Ketua Masyarakat Anti Korupsi Indonesia (MAKI), Boyamin Saiman, melontarkan tudingan serius terkait dugaan penyalahgunaan alokasi kuota ibadah haji tahun 2024. Ia menyebut bahwa tidak hanya istri dan anak pejabat di Kementerian Agama (Kemenag), tetapi juga para pembantu dan tukang pijat keluarga pejabat tersebut diduga turut mendapatkan jatah keberangkatan haji.
Pernyataan ini disampaikan Boyamin setelah menyerahkan sejumlah data pembanding kepada Komisi Pemberantasan Korupsi (KPK) pada Rabu, 20 Agustus 2025. Data yang diserahkan berkaitan dengan penerapan kuota tambahan haji tahun 2023, namun tudingan penyalahgunaan ini secara khusus mengemuka untuk penyelenggaraan haji 2024. Boyamin mengklaim memiliki bukti berupa foto-foto yang memperlihatkan keberangkatan istri-istri pejabat yang diduga menerima gratifikasi terkait kuota haji.
Meskipun Boyamin memperkirakan jumlah pembantu dan tukang pijat yang mendapatkan jatah haji hanya sekitar 5 hingga 10 orang, ia menegaskan bahwa praktik ini menambah keruwetan dalam pengelolaan ibadah haji tahun 2024. Dugaan ini juga memicu pertanyaan besar mengenai transparansi dan keadilan dalam distribusi kuota haji nasional.

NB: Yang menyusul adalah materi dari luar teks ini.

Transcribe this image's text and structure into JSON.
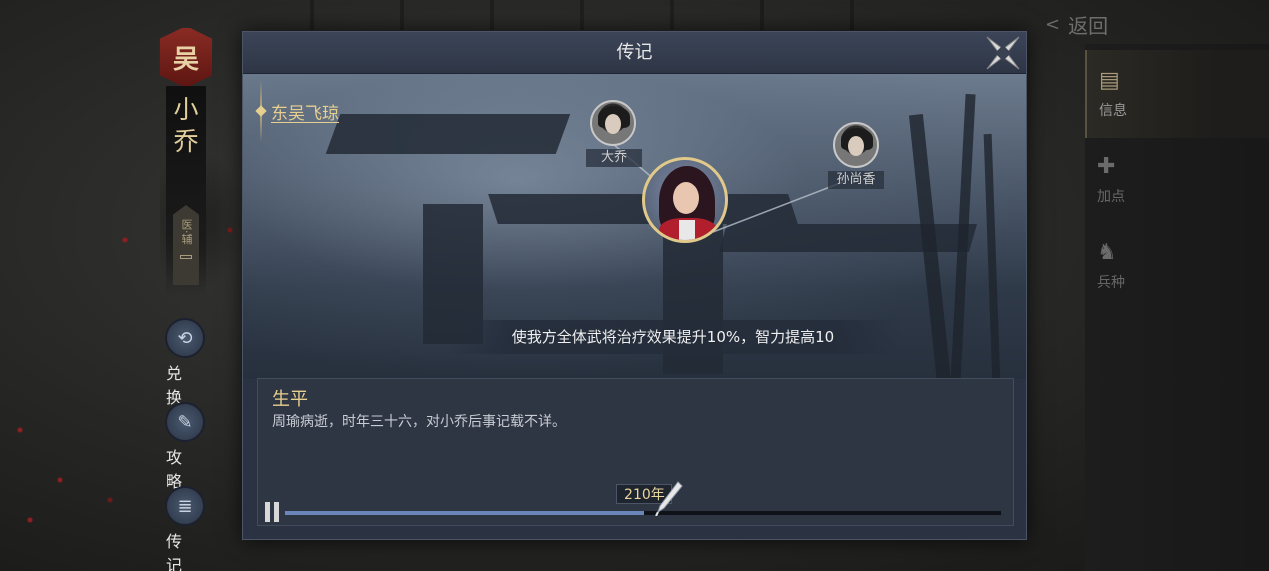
{
  "faction": {
    "badge": "吴",
    "name": "小乔",
    "role": "医·辅"
  },
  "side_menu": [
    {
      "label": "兑换",
      "icon": "exchange-icon"
    },
    {
      "label": "攻略",
      "icon": "scroll-icon"
    },
    {
      "label": "传记",
      "icon": "book-icon"
    }
  ],
  "back": {
    "label": "返回"
  },
  "right_tabs": [
    {
      "label": "信息",
      "icon": "scroll-icon",
      "active": true
    },
    {
      "label": "加点",
      "icon": "stats-icon",
      "active": false
    },
    {
      "label": "兵种",
      "icon": "soldier-icon",
      "active": false
    }
  ],
  "dialog": {
    "title": "传记",
    "story_branch": "东吴飞琼",
    "relations": [
      {
        "name": "大乔"
      },
      {
        "name": "孙尚香"
      }
    ],
    "effect": "使我方全体武将治疗效果提升10%，智力提高10",
    "bio": {
      "title": "生平",
      "text": "周瑜病逝，时年三十六，对小乔后事记载不详。"
    },
    "timeline": {
      "year_label": "210年",
      "progress": 0.502
    }
  },
  "colors": {
    "accent_gold": "#e6cf8f",
    "timeline_blue": "#6b86b8",
    "dialog_bg": "#2b3241"
  }
}
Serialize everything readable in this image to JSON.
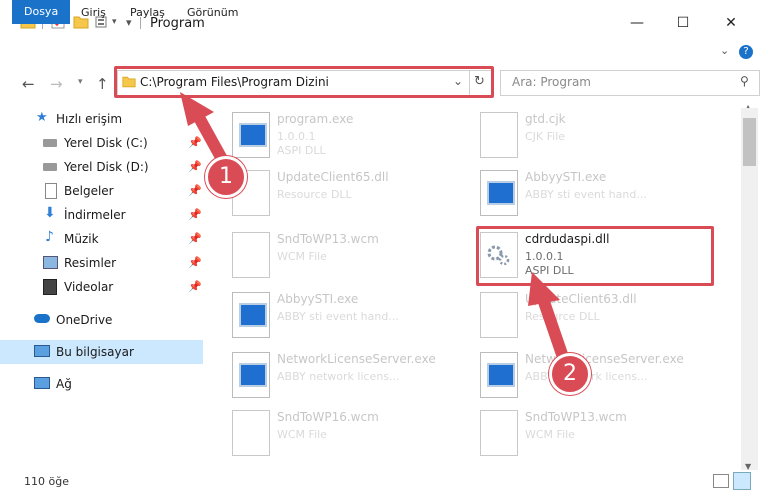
{
  "window": {
    "title": "Program",
    "minimize": "—",
    "maximize": "☐",
    "close": "✕"
  },
  "ribbon": {
    "tabs": [
      "Dosya",
      "Giriş",
      "Paylaş",
      "Görünüm"
    ]
  },
  "nav": {
    "address": "C:\\Program Files\\Program Dizini",
    "search_placeholder": "Ara: Program"
  },
  "sidebar": {
    "items": [
      {
        "label": "Hızlı erişim"
      },
      {
        "label": "Yerel Disk (C:)"
      },
      {
        "label": "Yerel Disk (D:)"
      },
      {
        "label": "Belgeler"
      },
      {
        "label": "İndirmeler"
      },
      {
        "label": "Müzik"
      },
      {
        "label": "Resimler"
      },
      {
        "label": "Videolar"
      },
      {
        "label": "OneDrive"
      },
      {
        "label": "Bu bilgisayar"
      },
      {
        "label": "Ağ"
      }
    ]
  },
  "files": [
    {
      "name": "program.exe",
      "version": "1.0.0.1",
      "type": "ASPI DLL"
    },
    {
      "name": "gtd.cjk",
      "version": "",
      "type": "CJK File"
    },
    {
      "name": "UpdateClient65.dll",
      "version": "",
      "type": "Resource DLL"
    },
    {
      "name": "AbbyySTI.exe",
      "version": "",
      "type": "ABBY sti event hand..."
    },
    {
      "name": "SndToWP13.wcm",
      "version": "",
      "type": "WCM File"
    },
    {
      "name": "cdrdudaspi.dll",
      "version": "1.0.0.1",
      "type": "ASPI DLL"
    },
    {
      "name": "AbbyySTI.exe",
      "version": "",
      "type": "ABBY sti event hand..."
    },
    {
      "name": "UpdateClient63.dll",
      "version": "",
      "type": "Resource DLL"
    },
    {
      "name": "NetworkLicenseServer.exe",
      "version": "",
      "type": "ABBY network licens..."
    },
    {
      "name": "NetworkLicenseServer.exe",
      "version": "",
      "type": "ABBY network licens..."
    },
    {
      "name": "SndToWP16.wcm",
      "version": "",
      "type": "WCM File"
    },
    {
      "name": "SndToWP13.wcm",
      "version": "",
      "type": "WCM File"
    }
  ],
  "status": {
    "count": "110 öğe"
  },
  "annotations": {
    "badge1": "1",
    "badge2": "2"
  },
  "colors": {
    "accent": "#1a73c8",
    "highlight_red": "#d94b55",
    "selected_bg": "#cce8ff"
  }
}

Lebih lanjut, MAKI menghitung adanya potensi kerugian negara yang signifikan akibat dugaan jual beli kuota haji 2024 ini, ditaksir mencapai angka Rp1 triliun. Boyamin merinci perhitungan tersebut: rata-rata biaya per orang diperkirakan 5.000 dolar AS. Jika dikalikan dengan 10.000 orang, potensi kerugian mencapai sekitar Rp750 miliar. Angka ini bahkan bisa menyentuh Rp691 miliar jika mempertimbangkan alokasi untuk petugas. Selain itu, terungkap pula dugaan pungutan liar (pungli) seperti 2 Riyal per jemaah untuk katering dan 3 Riyal per jemaah untuk penginapan, yang secara kumulatif berkontribusi pada total estimasi kerugian negara sebesar Rp1 triliun tersebut.